I can't really verify your claims because I don't have time to become an IP lawyer in my spare time. There is also the question of how relevant decisions by US courts about game consoles from eighties are about how the EU can legislate access to a platform that is under antitrust scrutiny.
Look, as far as, "how the EU can legislate" that's entirely for them to decide based upon their own beliefs, laws, and the desire of their member countries. They will literally have their own codified version of anti-trust and case history of what they have decided is anti-competitive. The EU and is member countries proposed and decided to ratify the DMA because they saw something they wanted to change and so they changed it. In case its not clear, they're independent from the US, the US legal system, and US legal precedence. But,
you should understand that already.
That said, my question to you has been regardless of this fact -- the EU has still decided they don't have any problem with code lockout. And that's not just in relation to Apple. They've allowed video game consoles to "lockout code" since the 80's just the same as the US. And they've also allowed Google, Blackberry (RIM), Apple, Microsoft, Nokia to all start using "code lockout" in their mobile phone operating systems. They didn't sue, fine them, or take them to court over anti-trust or anti-competitive concerns. (anyone, please correct me here) That I know, no one or any other entity in the EU has sued Apple over it's code lockout like Epic did in the US. So why would that be?

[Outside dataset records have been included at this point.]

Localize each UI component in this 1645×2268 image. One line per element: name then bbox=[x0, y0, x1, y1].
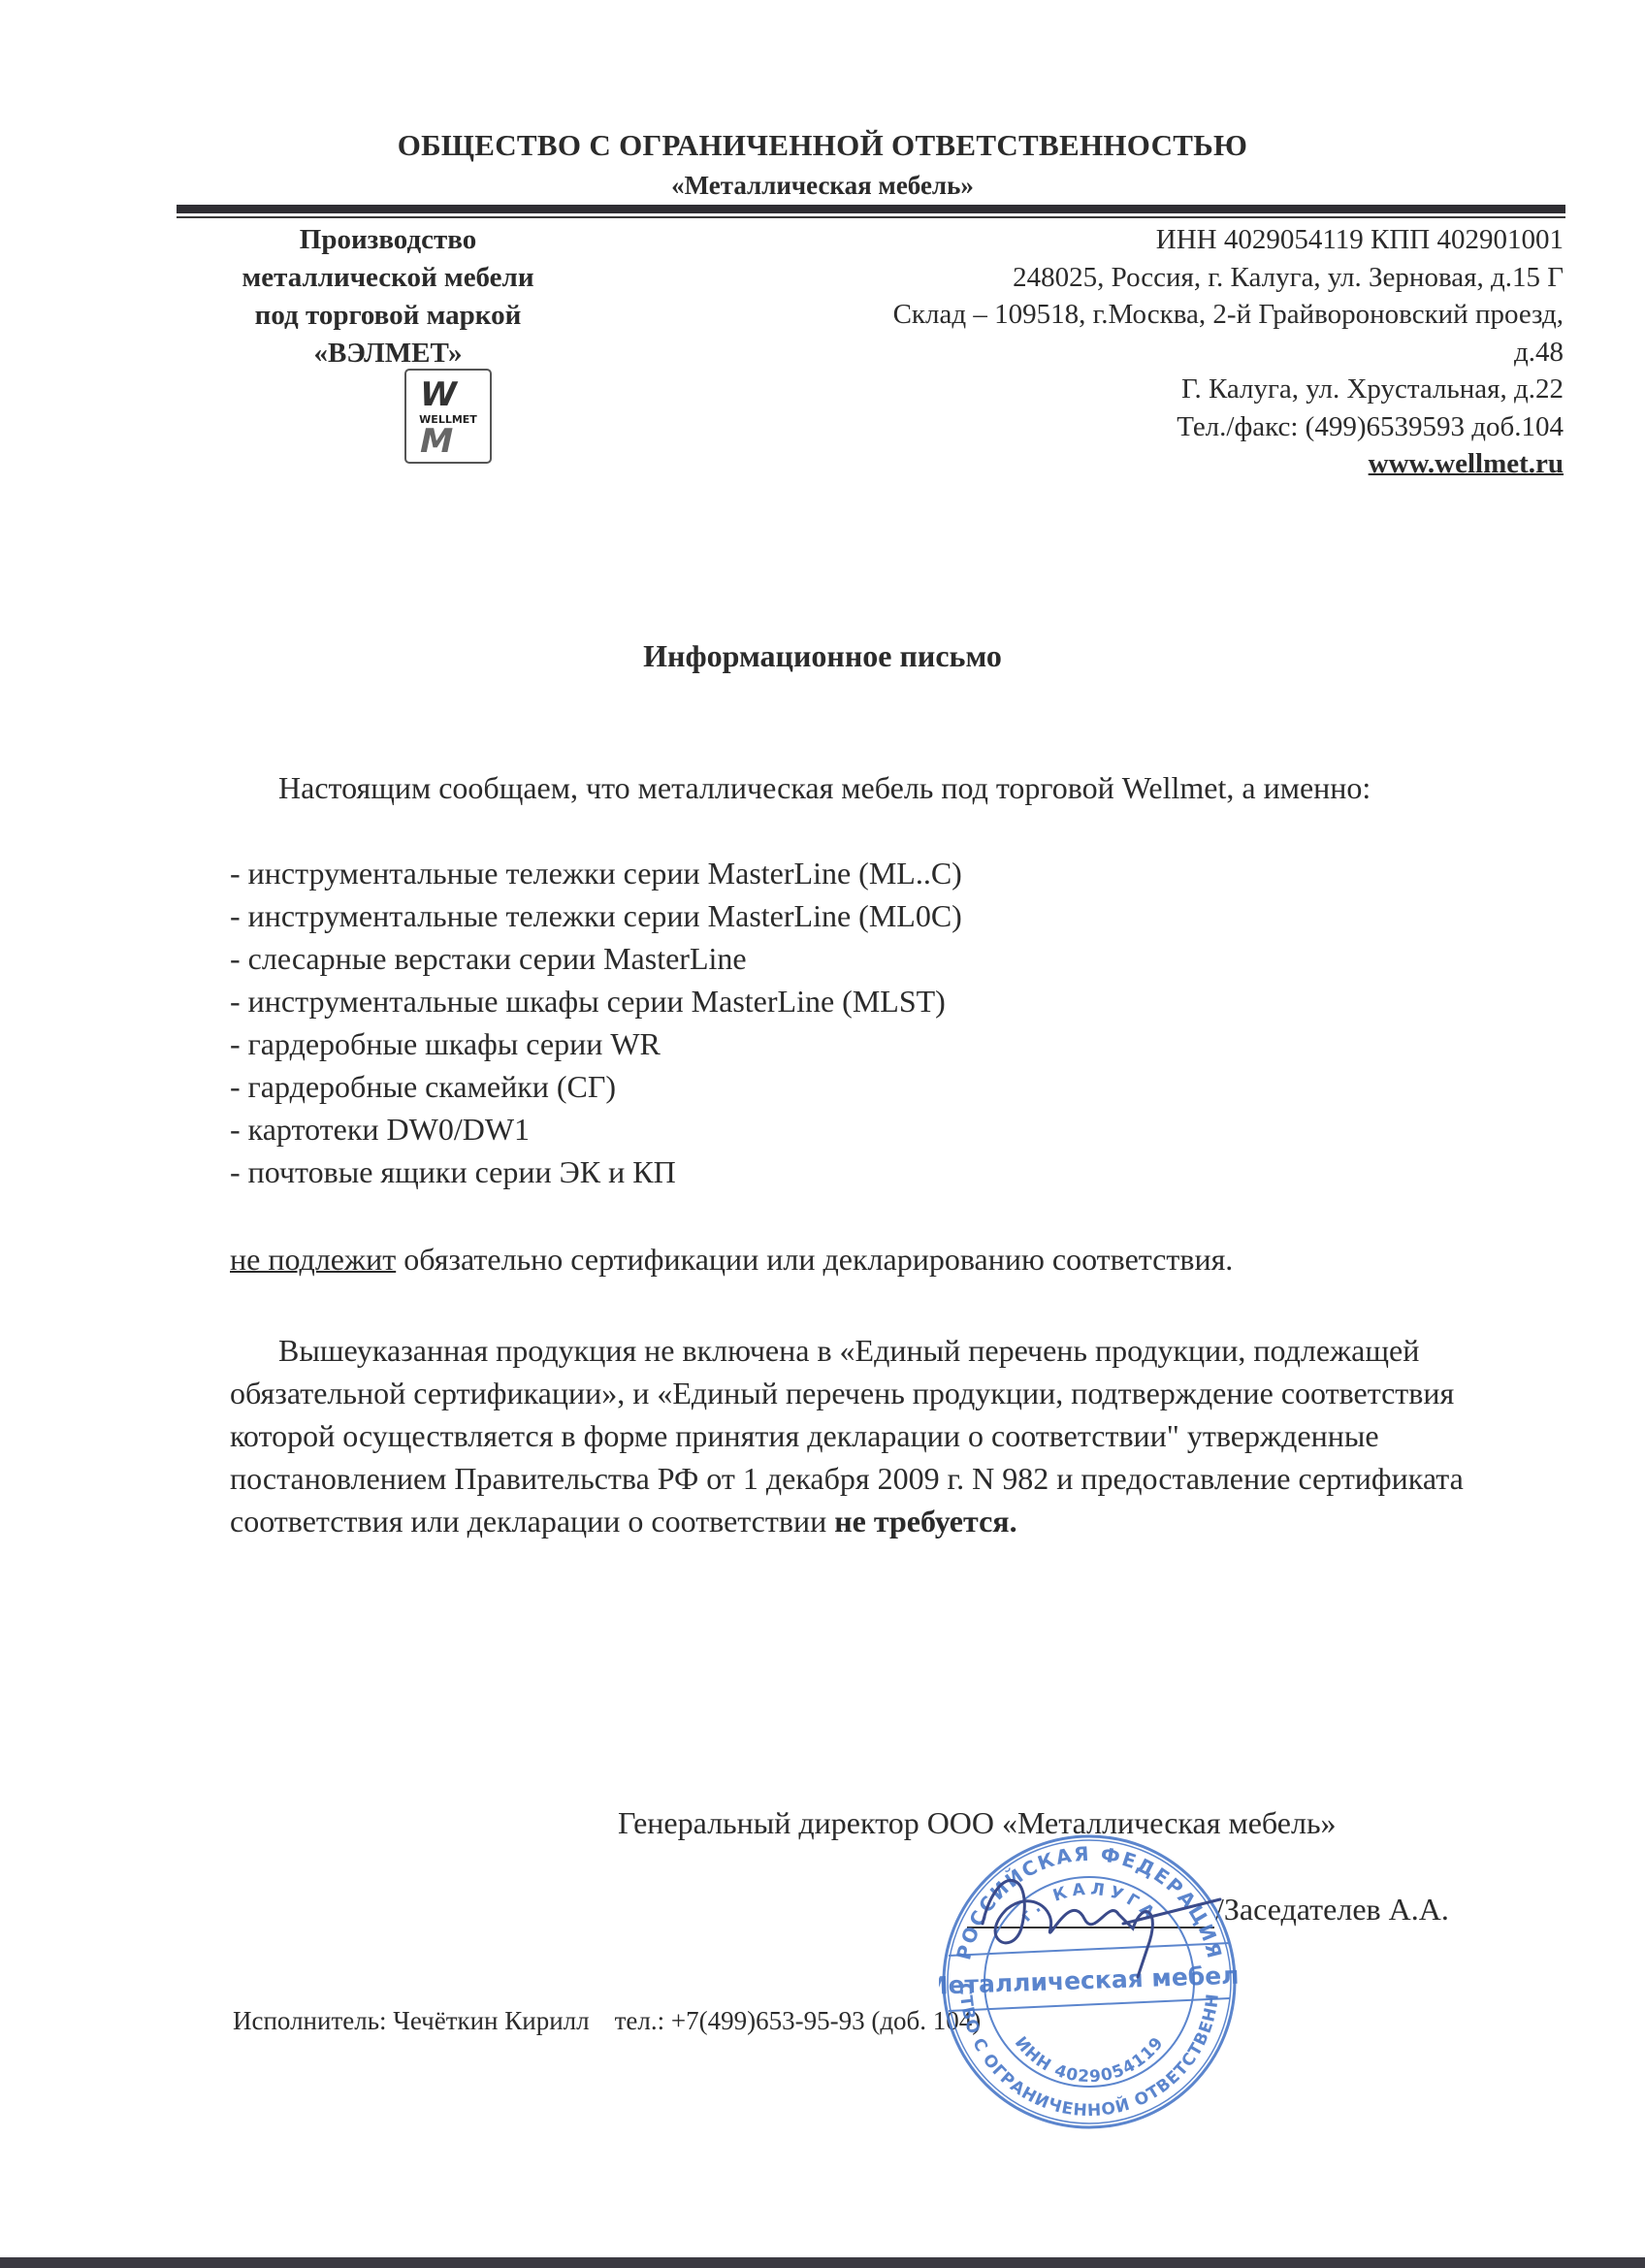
requisites-phone: Тел./факс: (499)6539593 доб.104 bbox=[691, 408, 1564, 446]
executor-info: Исполнитель: Чечёткин Кириллтел.: +7(499… bbox=[233, 2006, 981, 2036]
product-list: - инструментальные тележки серии MasterL… bbox=[230, 852, 1530, 1193]
production-description: Производство металлической мебели под то… bbox=[194, 221, 582, 373]
production-line: металлической мебели bbox=[194, 259, 582, 297]
list-item: - гардеробные шкафы серии WR bbox=[230, 1022, 1530, 1065]
executor-name: Исполнитель: Чечёткин Кирилл bbox=[233, 2006, 590, 2035]
logo-w-icon: W bbox=[416, 378, 454, 411]
production-line: под торговой маркой bbox=[194, 297, 582, 335]
certification-notice: не подлежит обязательно сертификации или… bbox=[230, 1238, 1530, 1280]
signer-name: /Заседателев А.А. bbox=[1215, 1892, 1449, 1928]
company-requisites: ИНН 4029054119 КПП 402901001 248025, Рос… bbox=[691, 221, 1564, 483]
intro-paragraph: Настоящим сообщаем, что металлическая ме… bbox=[230, 766, 1530, 809]
notice-emphasis: не подлежит bbox=[230, 1242, 396, 1277]
document-title: Информационное письмо bbox=[0, 638, 1645, 674]
list-item: - инструментальные шкафы серии MasterLin… bbox=[230, 980, 1530, 1022]
svg-text:"Металлическая мебель": "Металлическая мебель" bbox=[939, 1960, 1240, 2001]
legal-paragraph: Вышеуказанная продукция не включена в «Е… bbox=[230, 1329, 1530, 1542]
requisites-warehouse-address-cont: д.48 bbox=[691, 334, 1564, 372]
list-item: - гардеробные скамейки (СГ) bbox=[230, 1065, 1530, 1108]
requisites-inn-kpp: ИНН 4029054119 КПП 402901001 bbox=[691, 221, 1564, 259]
list-item: - картотеки DW0/DW1 bbox=[230, 1108, 1530, 1150]
requisites-warehouse-address: Склад – 109518, г.Москва, 2-й Грайвороно… bbox=[691, 296, 1564, 334]
requisites-legal-address: 248025, Россия, г. Калуга, ул. Зерновая,… bbox=[691, 259, 1564, 297]
organization-legal-form: ОБЩЕСТВО С ОГРАНИЧЕННОЙ ОТВЕТСТВЕННОСТЬЮ bbox=[0, 128, 1645, 163]
list-item: - почтовые ящики серии ЭК и КП bbox=[230, 1150, 1530, 1193]
list-item: - инструментальные тележки серии MasterL… bbox=[230, 894, 1530, 937]
list-item: - инструментальные тележки серии MasterL… bbox=[230, 852, 1530, 894]
svg-text:ИНН 4029054119: ИНН 4029054119 bbox=[1011, 2033, 1168, 2087]
executor-phone: тел.: +7(499)653-95-93 (доб. 104) bbox=[615, 2006, 982, 2035]
production-line: «ВЭЛМЕТ» bbox=[194, 335, 582, 373]
legal-conclusion: не требуется. bbox=[834, 1504, 1016, 1539]
scan-bottom-edge bbox=[0, 2257, 1645, 2268]
company-seal-icon: РОССИЙСКАЯ ФЕДЕРАЦИЯ г. КАЛУГА "Металлич… bbox=[939, 1831, 1240, 2132]
production-line: Производство bbox=[194, 221, 582, 259]
header-divider-thick bbox=[177, 205, 1565, 213]
website-link[interactable]: www.wellmet.ru bbox=[1369, 448, 1564, 479]
organization-name: «Металлическая мебель» bbox=[0, 171, 1645, 201]
requisites-office-address: Г. Калуга, ул. Хрустальная, д.22 bbox=[691, 371, 1564, 408]
logo-m-icon: M bbox=[416, 425, 450, 458]
wellmet-logo: W WELLMET M bbox=[404, 369, 492, 464]
list-item: - слесарные верстаки серии MasterLine bbox=[230, 937, 1530, 980]
header-divider-thin bbox=[177, 216, 1565, 218]
notice-text: обязательно сертификации или декларирова… bbox=[396, 1242, 1233, 1277]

Anyway, point is code lockout has a history. There is reason for it's existence that isn't just this villainous "corporate greed" easy to jump to narrative. It is
not something that Apple invented just for the iPhone / iPad. And it's been challenged by many businesses and been under constant judicial supervision since it was started back in the 80's. Where companies employing it have over stepped and used it anti-competitively - they've been slapped down. But, the reason why courts still protect and allow for "code lockout" still exists. Apple v Epic is just the latest challenge to have it invalidated. And surprise, surprise, Apple won. Only the anti-steering provision was deem anti-competitive.
if you didn't know, now you will know, because I'm going to guess that you're someone who would be perplexed, maybe even upset, that Google of all "people" the one that openly allows for customization of the Android OS and, more specifically, allows its users to
sideload any application or changes they want -- They were the one to be found by the US legal system to be operating an illegal monopoly and in violation of the US Sherman antitrust act for being anti-competitive. And I'm not talking about in web search -- I'm talking about the Android OS and Android mobile apps. Where as Apple beat the rap and got off nearly scot-free, Google was convicted on all 11 counts that Epic brought against Google in relation to the "Free Fortnite / Project Liberty" just a hair over 4 years ago.
I'm going to guess that you'll have got no clue as to why this was. I mean, they're the GOOD guy here. They specifically allow
sideloading. Where as Apple, defiantly, absolutely does not allow sideloading.
I'll ask you again, since it's pretty relevant. Do you know what happened... do you know what the fallout was from the judges ruling back in the Atari v Activision?